I'm trying to design a pipeline that would be reading data from PubSubIO
and aggregating it into one output fire every 60 seconds.
Input:
00:00:01 -> "1"
00:00:21 -> "2"
00:00:41 -> "3"
00:01:01 -> "4"
00:01:21 -> "5"
00:01:51 -> "6"
Expected output:
00:01:00 -> "1,2,3"
00:02:00 -> "1,2,3,4,5,6"
Here is my code:
pipeline
.apply("Reading PubSub",
PubsubIO
.readMessagesWithAttributes()
.fromSubscription("..."))
.apply("Get message",
ParDo.of(new DoFn<PubsubMessage, String>() {
@ProcessElement
public void processElement(ProcessContext c) {
PubsubMessage ref = c.element();
c.output(new String(ref.getPayload()));
}
}))
.apply("Window",
Window.<String>into(new GlobalWindows())
.triggering(
Repeatedly.forever(
AfterProcessingTime
.pastFirstElementInPane()
.plusDelayOf(Duration.standardSeconds(60))))
.withAllowedLateness(Duration.ZERO)
.accumulatingFiredPanes())
.apply("Accumulate result to iterable",
Combine.globally(new CombineIterableAccumulatorFn<>()))
.apply("toString()", ToString.elements())
.apply("Write to file",
TextIO
.write()
.withWindowedWrites()
.withNumShards(1)
.to("result"));
This is my CombineFn
implementation for aggregation data into Iterable
public class CombineIterableAccumulatorFn<T> extends Combine.CombineFn<T, List<T>, Iterable<T>> {
@Override
public List<T> createAccumulator() {
return new ArrayList<>();
}
@Override
public List<T> addInput(List<T> accumulator, T input) {
accumulator.add(input);
return accumulator;
}
@Override
public List<T> mergeAccumulators(Iterable<List<T>> accumulators) {
return StreamSupport.stream(accumulators.spliterator(), false)
.flatMap(List::stream)
.collect(Collectors.toList());
}
@Override
public Iterable<T> extractOutput(List<T> accumulator) {
return accumulator;
}
}
With this realization I'm receiving next output:
00:01:00 -> "1,2,3"
00:02:00 -> "1,2,3
1,2,3,4,5,6"
To remove duplicated "1,2,3"
line at 00:02:00
I should add after line
.apply("Accumulate result to iterable",
Combine.globally(new CombineIterableAccumulatorFn<>()))
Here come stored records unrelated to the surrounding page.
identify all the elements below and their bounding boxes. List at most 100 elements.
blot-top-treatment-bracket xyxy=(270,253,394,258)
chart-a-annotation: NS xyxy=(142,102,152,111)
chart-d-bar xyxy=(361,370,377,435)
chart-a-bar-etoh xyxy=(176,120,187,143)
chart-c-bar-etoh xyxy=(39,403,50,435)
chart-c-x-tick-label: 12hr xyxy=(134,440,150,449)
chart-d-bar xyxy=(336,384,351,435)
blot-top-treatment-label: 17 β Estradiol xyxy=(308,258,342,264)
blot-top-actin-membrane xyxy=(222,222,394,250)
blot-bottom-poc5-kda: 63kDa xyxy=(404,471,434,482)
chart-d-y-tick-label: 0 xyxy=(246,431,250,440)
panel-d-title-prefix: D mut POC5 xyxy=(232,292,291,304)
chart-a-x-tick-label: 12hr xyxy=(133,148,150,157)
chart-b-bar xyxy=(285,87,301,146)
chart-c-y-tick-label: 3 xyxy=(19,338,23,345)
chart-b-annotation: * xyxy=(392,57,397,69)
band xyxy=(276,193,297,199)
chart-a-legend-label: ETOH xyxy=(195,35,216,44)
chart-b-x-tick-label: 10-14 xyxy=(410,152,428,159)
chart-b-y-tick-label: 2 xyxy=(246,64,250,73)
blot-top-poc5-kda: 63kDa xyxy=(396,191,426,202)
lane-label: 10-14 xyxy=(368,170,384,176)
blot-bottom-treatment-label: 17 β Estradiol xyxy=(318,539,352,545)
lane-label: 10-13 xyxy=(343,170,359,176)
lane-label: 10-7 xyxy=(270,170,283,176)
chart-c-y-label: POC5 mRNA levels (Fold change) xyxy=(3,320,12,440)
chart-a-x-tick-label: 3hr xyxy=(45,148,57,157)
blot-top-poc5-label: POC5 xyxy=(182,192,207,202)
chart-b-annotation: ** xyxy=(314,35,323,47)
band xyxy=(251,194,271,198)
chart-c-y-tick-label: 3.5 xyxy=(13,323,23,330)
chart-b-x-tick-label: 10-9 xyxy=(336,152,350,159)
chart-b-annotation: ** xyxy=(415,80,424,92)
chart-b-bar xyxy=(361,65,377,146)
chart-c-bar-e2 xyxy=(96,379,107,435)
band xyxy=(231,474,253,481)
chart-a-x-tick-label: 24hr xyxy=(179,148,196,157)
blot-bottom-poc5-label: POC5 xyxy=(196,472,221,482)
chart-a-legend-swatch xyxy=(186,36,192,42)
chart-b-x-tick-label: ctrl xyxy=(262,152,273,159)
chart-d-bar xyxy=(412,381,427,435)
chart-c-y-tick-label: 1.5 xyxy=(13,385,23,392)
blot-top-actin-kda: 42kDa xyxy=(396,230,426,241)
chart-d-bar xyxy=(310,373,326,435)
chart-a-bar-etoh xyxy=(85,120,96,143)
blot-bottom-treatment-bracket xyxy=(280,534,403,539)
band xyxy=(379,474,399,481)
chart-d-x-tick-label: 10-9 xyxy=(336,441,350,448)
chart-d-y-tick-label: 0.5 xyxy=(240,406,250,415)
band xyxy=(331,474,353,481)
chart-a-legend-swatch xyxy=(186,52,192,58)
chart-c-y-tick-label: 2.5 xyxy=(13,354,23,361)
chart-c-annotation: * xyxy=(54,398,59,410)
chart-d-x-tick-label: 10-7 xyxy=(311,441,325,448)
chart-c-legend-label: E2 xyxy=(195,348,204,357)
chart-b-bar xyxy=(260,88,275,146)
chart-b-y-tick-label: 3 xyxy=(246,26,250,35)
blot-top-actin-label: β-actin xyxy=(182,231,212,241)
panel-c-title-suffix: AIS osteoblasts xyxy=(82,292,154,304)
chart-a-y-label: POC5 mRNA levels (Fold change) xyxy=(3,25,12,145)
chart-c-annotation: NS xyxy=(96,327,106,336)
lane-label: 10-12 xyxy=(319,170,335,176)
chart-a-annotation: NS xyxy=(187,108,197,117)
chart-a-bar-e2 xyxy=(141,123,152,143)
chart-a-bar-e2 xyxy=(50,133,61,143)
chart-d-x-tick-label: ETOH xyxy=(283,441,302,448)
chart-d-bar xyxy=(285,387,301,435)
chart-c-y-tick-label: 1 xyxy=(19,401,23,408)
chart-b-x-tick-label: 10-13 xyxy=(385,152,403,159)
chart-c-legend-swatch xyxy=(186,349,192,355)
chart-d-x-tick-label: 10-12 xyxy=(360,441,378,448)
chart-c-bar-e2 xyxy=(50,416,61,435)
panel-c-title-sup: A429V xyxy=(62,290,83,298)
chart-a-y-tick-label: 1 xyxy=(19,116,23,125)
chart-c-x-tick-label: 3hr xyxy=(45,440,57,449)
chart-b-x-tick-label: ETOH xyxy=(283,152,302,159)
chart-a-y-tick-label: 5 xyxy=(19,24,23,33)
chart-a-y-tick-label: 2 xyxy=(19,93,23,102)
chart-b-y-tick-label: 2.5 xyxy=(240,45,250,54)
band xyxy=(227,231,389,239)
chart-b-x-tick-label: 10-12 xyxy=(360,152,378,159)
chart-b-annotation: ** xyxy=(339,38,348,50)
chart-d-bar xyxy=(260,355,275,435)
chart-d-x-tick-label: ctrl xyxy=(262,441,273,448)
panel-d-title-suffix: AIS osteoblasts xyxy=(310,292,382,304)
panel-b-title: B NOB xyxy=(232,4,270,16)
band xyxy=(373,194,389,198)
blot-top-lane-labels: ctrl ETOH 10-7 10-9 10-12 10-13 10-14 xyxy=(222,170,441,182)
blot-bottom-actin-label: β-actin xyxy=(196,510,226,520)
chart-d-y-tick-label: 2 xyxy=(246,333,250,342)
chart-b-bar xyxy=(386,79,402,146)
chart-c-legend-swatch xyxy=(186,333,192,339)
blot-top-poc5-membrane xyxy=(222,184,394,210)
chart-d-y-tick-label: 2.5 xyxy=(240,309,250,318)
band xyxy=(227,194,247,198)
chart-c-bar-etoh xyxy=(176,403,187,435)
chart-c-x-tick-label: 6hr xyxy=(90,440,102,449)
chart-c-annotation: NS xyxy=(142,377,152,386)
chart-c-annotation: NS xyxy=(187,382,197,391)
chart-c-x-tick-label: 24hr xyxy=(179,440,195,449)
additional Windowing block like this:
.apply("Window",
Window
.<String>into(new GlobalWindows())
.triggering(
Repeatedly.forever(
AfterProcessingTime
.pastFirstElementInPane()
.plusDelayOf(Duration.standardSeconds(60))))
.withAllowedLateness(Duration.ZERO)
.discardingFiredPanes())
It all looks very complex. Is there any better options to implement this task?